The current market correction claimed yet another victim on Monday – Alliance Data Systems (ADS 42.48). With the announcement that the Blackstone Group (NYSE:BX) felt the conditions of their merger agreement could not be met, ADS’ stock plummeted 23.12 – a whooping 35%. In their press release, ADS said that Blackstone “does not anticipate the condition to closing the merger relating to obtaining approvals from the Office of the Comptroller of the Currency [OCC] will be satisfied.” ADS indicated that it felt the conditions could be met, which seems reasonable, considering the thousands of bank mergers that have been executed over the last 15 years. It’s hard to point to another bank deal that couldn’t get done because of a regulatory issue that didn’t involve market share. And it’s not like Blackstone is new at doing deals. It seems more likely that the 81.75 looked a little to rich considering market conditions. On Monday, the market reacted as if the deal is dead, which it probably is.
Although the news is disappointing to investors who were hoping to receive the 81.75 merger price in the very near term, these developments open the door for other investors seeking an outstanding company at a very reasonable price.

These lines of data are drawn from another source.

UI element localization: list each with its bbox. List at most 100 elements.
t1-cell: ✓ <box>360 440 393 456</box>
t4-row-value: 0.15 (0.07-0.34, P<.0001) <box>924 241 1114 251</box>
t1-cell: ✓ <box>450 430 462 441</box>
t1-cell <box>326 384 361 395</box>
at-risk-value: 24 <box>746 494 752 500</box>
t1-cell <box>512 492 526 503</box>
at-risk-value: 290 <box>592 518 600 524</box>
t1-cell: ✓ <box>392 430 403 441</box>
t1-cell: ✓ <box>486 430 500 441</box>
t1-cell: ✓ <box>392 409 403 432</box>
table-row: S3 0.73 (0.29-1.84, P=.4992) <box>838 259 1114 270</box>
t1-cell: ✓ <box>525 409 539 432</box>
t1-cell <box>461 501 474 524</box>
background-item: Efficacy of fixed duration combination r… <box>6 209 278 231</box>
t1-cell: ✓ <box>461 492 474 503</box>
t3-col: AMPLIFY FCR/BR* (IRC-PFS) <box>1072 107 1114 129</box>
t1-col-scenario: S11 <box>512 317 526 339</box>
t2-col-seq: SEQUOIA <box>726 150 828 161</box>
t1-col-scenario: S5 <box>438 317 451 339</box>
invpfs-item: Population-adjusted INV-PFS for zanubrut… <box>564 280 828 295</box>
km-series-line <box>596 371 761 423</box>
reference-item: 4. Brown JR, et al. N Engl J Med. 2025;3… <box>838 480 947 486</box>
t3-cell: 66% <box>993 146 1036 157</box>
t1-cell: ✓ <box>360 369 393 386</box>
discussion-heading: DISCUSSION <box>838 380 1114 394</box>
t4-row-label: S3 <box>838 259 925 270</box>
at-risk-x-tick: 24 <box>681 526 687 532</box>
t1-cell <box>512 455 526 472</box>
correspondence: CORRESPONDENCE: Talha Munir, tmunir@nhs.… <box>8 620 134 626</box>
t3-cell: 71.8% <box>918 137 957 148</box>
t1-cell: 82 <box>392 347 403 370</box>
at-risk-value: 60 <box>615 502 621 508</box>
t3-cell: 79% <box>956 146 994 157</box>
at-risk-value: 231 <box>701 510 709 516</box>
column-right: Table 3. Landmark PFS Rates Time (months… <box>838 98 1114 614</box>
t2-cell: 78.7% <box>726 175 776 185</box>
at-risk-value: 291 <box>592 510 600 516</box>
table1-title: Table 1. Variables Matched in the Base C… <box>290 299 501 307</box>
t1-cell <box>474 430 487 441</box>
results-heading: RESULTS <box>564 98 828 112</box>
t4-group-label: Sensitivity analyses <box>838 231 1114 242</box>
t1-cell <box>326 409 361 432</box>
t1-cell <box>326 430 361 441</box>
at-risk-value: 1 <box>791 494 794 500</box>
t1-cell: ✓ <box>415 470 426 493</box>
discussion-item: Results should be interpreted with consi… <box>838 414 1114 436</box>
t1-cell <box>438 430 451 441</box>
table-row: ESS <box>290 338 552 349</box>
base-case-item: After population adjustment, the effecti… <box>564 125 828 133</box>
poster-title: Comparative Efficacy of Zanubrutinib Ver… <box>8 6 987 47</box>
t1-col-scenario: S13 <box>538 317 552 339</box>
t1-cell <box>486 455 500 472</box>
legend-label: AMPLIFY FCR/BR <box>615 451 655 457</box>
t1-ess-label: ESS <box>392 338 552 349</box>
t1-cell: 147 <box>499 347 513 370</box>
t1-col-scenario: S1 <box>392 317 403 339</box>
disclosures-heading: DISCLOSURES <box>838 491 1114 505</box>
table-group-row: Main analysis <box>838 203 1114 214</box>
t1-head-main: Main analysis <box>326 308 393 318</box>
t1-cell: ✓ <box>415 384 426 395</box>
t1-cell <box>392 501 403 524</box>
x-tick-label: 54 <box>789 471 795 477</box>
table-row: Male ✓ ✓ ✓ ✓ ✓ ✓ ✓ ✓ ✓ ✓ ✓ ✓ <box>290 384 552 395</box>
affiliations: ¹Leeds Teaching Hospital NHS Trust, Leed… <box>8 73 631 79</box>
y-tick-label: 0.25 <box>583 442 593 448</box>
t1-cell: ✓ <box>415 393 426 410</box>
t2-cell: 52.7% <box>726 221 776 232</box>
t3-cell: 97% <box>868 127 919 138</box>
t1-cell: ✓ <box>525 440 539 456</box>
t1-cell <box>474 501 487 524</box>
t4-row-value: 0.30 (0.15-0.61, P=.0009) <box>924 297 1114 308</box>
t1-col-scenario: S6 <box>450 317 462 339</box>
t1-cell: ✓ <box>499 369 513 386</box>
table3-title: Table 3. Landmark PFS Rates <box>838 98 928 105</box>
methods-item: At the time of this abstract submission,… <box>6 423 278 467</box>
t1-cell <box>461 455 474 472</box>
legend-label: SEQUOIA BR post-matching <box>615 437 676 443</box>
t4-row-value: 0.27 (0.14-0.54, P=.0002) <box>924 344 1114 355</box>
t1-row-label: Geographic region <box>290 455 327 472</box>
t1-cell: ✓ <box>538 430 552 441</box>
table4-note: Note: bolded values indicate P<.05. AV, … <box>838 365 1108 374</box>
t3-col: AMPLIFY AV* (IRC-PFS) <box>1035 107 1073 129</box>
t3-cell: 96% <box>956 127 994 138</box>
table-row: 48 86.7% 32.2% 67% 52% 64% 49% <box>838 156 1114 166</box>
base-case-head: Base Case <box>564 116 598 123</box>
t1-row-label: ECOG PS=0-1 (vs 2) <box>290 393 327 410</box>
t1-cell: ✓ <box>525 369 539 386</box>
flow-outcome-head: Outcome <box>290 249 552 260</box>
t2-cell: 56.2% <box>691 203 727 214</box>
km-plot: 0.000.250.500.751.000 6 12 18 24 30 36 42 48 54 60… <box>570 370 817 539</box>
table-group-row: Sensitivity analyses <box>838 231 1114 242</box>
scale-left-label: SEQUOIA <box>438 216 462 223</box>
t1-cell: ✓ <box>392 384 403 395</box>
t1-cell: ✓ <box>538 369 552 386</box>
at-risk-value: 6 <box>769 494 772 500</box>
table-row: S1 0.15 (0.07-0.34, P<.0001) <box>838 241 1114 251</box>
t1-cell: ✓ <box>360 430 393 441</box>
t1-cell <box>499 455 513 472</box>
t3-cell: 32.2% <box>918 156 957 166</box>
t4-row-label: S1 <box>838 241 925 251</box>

ADS provides marketing, credit and transaction services to over 600 clients. These services include the AIR MILES Reward Program (the largest coalition loyalty program in Canada) and providing retailers with private label credit card programs. More generally, ADS helps its clients find new customers and build loyalty in their existing customer base. It is primarily a relationship business, with most of ADS clients signed to contracts of three to five years in duration. ADS has two bank subsidiaries – lack of approval from bank regulators killed the merger deal, according to Blackstone.
With yesterday’s announcement and the 35% drop in price, ADS now trades at just 9.9 times consensus 2008 EPS. It seems to be incredibly cheap for a company with historical five-year growth rates of 21% for revenue and 40% for EPS. Looking forward, the consensus estimated EPS five-year growth rate is 18%. So far, ADS has not reported any problems related to credit quality issues.
On May 16, 2007, the day prior to the merger announcement, ADS closed at 62.96. While the S&P 500 has declined 10.6% from that date, ADS has sunk 32.5%. And though the outlook for many companies, especially those tied to retail and finance, has weakened considerably since that time, ADS has reported two strong quarters and has preannounced results for the December quarter, which are right in line with expectations.
No doubt yesterday’s stock price movement reflected the exit of short-term players, including hedge funds and arbitrageurs. Over the course of the next several months, these traders should be replaced by both long-term value and growth investors. In addition, it would not be surprising to see ADS aggressively purchase its own shares at these levels.
Indeed, while it seems clear that Blackstone was no longer interested in buying ADS at 81.75 per share, one would have to believe that they would find a way to close the deal if they could do it at 43 – that would be a steal. Luckily, it’s a price that is available to everyone else today.
Disclosure: Author owns a position in ADS and manages accounts which hold ADS.